De nombreux aéroports britanniques (tels que Heathrow, Gatwick, Londres City, Bristol et d'autres), à compter du 1er janvier 2026, ont ils ont instauré des droits de douane, même très élevés, / conduire quelqu'un en voiture jusqu'au terminal et s'arrêter quelques minutes pour dire au revoir avant le décollage. Peut-être juste pour embrasser ou prendre dans ses bras ceux qui partent : c'est ainsi qu'est née la « taxe sur les câlins ».
L'impôt s'appelle frais de dépôt (d'après le nom de la zone où le passager est généralement déposé) et varie, comme un sablier, en fonction du temps passé à l'aéroport et des règles de chaque aéroport britannique. London City AirportPar exemple, vous payez environ 8 livres pour les 5 premières minutes, puis 1 livre par minute (jusqu'à un maximum de 10 livres).
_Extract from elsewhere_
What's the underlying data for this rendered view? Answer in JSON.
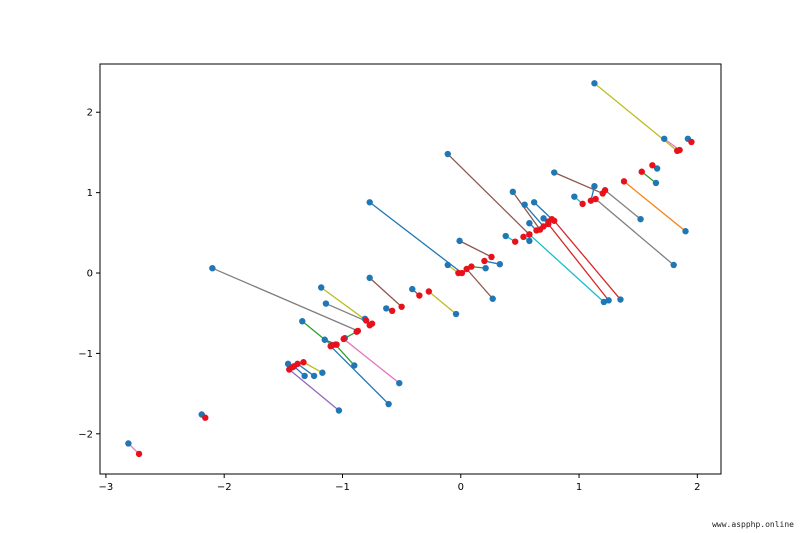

Auparavant, l'accès à l'aéroport était gratuit, tout comme…à l'aéroport d'Heathrow (le tarif y est d'environ 8 euros) et à l'aéroport de Gatwick (où au lieu de cela le frais de dépôt est de 10 livres).
De toute évidence, ce petit coup dur porté, comme d'habitude, aux personnes les moins fortunées qui accompagnent peut-être un parent émigrant à l'aéroport et souhaitent rester avec lui jusqu'au bout, l'embrasser et le serrer dans leurs bras avant qu'il n'embarque, est présenté comme « une mesure vert", inspiré par un choix en faveur d'une (fausse) durabilité.
La taxe sur les transports en commun est censée réduire l'utilisation des voitures particulières pour se rendre aux aéroports britanniques (et donc diminuer la pollution, les embouteillages et les émissions) et encourager l'usage des transports publics, au nom de la mobilité durable. En réalité, n'importe quel prétexte est bon pour engranger des recettes supplémentaires, augmenter les revenus et les profits des sociétés de gestion aéroportuaire, réputées pour leurs profits exorbitants et pour harceler les passagers avec toutes sortes de dépenses, de la taxe aéroportuaire sur les billets d'avion au café et aux boissons, y compris l'eau minérale, vendus à prix d'or dans les aéroports.
Quant à l'Italie, nous sommes toujours à l'avant-garde lorsqu'il s'agit de faire peser des dépenses sur les consommateurs, et depuis un certain temps déjà, dans les aéroports les plus importants du pays, ce système existe. embrasser et partir (littéralement : un baiser et c'est parti), ce qui permet de prévoir un temps Stationnement limité, généralement entre 5 et 15 minutes, Et puis, plus encore que les passagers, le taximètre s'enflamme. Car même une accolade, à l'aéroport, coûte cher.